Questionados sobre quais devem ser as prioridades do próximo presidente, os brasileiros colocam em primeiro lugar, em empate técnico, a busca por uma vacina anticovid (23%), a recuperação da economia (22%) e a melhoria do sistema de saúde (19%). Na sequência, estão itens diretamente ligados à questão da imigração. Para 15%, a reforma do sistema migratório americano é o ato mais urgente do próximo mandatário e, para 13%, o presidente deveria se dedicar a criar um caminho para regularizar os indocumentados.
Foi exatamente o teor da proposta de Biden no último debate presidencial entre os candidatos, há uma semana. O democrata afirmou que levará adiante uma reforma do sistema e que enviará ao Congresso uma proposta para dar cidadania americana a 11 milhões de imigrantes que vivem de modo ilegal nos EUA hoje.
“Embora esses brasileiros que podem votar já sejam cidadãos e não estejam em risco de deportação, muitos deles nasceram aqui, filhos de imigrantes sem documentos. Ou são os chamados Dreamers, adultos jovens trazidos para os EUA ainda na infância em condição irregular. Para eles, a ameaça que as políticas de deportação representaram ou ainda representam para as suas famílias é muito real”, explica Maurício Moura, fundador do Instituto Ideia e professor visitante da Universidade George Washington, em D.C..
De acordo com Moura, a comunidade brasileira, composta por cerca de 1,2 milhão de pessoas, associa Trump a uma ideia de tolerância zero com os imigrantes. O republicano se elegeu em 2016 prometendo construir um muro na fronteira com o México e colocar pra fora do país o que chamou de “bad hombres”, em uma referência a latinos indocumentados nos EUA.
Durante sua gestão, Trump aumentou o número de detenções e prisões de pessoas indocumentadas.
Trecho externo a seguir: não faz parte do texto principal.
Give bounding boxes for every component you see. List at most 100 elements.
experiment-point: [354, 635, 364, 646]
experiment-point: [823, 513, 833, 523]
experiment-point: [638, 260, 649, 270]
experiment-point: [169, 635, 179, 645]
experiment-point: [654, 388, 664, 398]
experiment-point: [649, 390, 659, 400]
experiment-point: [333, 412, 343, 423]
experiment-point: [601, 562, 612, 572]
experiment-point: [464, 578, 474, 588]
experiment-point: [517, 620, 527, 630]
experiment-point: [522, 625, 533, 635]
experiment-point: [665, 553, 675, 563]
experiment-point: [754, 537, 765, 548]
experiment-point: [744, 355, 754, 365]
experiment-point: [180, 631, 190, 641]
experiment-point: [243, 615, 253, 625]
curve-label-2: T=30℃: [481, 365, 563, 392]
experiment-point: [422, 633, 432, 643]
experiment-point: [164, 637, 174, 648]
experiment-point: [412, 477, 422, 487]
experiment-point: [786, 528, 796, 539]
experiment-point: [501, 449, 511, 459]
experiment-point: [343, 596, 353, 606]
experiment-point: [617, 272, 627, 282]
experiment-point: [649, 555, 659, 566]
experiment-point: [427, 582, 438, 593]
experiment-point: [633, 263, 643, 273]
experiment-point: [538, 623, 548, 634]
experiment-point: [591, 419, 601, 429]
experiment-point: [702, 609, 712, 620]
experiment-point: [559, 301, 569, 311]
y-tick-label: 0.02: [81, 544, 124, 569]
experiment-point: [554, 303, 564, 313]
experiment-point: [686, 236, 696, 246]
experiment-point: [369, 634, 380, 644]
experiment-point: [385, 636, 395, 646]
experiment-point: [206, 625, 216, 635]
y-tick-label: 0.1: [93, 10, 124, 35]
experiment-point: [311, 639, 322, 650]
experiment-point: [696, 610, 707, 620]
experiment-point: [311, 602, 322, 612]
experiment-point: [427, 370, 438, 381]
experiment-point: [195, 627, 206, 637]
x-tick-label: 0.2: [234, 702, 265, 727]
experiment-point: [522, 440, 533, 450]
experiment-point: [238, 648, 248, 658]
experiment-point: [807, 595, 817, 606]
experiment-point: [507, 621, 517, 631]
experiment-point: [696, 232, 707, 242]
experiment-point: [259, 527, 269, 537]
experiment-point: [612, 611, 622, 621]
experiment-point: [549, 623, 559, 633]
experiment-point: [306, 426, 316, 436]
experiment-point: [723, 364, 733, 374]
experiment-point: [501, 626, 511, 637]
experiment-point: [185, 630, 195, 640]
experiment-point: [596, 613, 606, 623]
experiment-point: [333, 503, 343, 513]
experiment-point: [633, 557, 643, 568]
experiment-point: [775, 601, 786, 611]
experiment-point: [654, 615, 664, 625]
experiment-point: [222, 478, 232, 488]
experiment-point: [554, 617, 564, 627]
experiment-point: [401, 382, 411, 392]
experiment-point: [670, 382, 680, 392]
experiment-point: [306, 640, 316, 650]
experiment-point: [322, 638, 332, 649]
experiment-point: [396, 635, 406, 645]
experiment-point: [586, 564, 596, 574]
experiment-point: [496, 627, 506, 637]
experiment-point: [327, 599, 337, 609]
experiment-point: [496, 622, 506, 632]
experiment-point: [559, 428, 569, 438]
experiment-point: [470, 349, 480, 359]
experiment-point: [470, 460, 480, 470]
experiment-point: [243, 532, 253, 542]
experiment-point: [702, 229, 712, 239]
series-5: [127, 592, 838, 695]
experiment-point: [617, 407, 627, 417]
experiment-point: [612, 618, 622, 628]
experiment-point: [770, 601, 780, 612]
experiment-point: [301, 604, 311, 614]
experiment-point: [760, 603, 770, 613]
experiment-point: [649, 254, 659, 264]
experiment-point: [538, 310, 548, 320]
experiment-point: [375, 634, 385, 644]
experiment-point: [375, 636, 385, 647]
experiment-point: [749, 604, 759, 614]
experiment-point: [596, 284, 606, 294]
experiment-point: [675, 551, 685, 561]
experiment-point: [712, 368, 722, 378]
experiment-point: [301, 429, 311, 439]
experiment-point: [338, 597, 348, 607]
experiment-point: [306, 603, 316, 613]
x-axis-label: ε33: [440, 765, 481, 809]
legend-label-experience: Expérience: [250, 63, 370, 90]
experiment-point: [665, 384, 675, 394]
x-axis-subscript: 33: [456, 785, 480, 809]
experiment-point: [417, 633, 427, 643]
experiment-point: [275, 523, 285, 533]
Em 2018, ele instituiu uma política de separação de milhares de famílias, inclusive brasileiras, que atravessaram sem autorização do governo americano a fronteira com o México. Por conta da medida, até hoje, 545 crianças jamais puderam ser reunidas a seus pais.
Além disso, em 2019, os americanos passaram a submeter brasileiros a deportação sumária, isto é, sem direito a audiência na Justiça. E também passaram a forçar imigrantes do país em busca de asilo a aguardar o desfecho do processo em território mexicano. Trump entrou ainda na Suprema Corte com um pedido de revogação da permanência dos Dreamers no país.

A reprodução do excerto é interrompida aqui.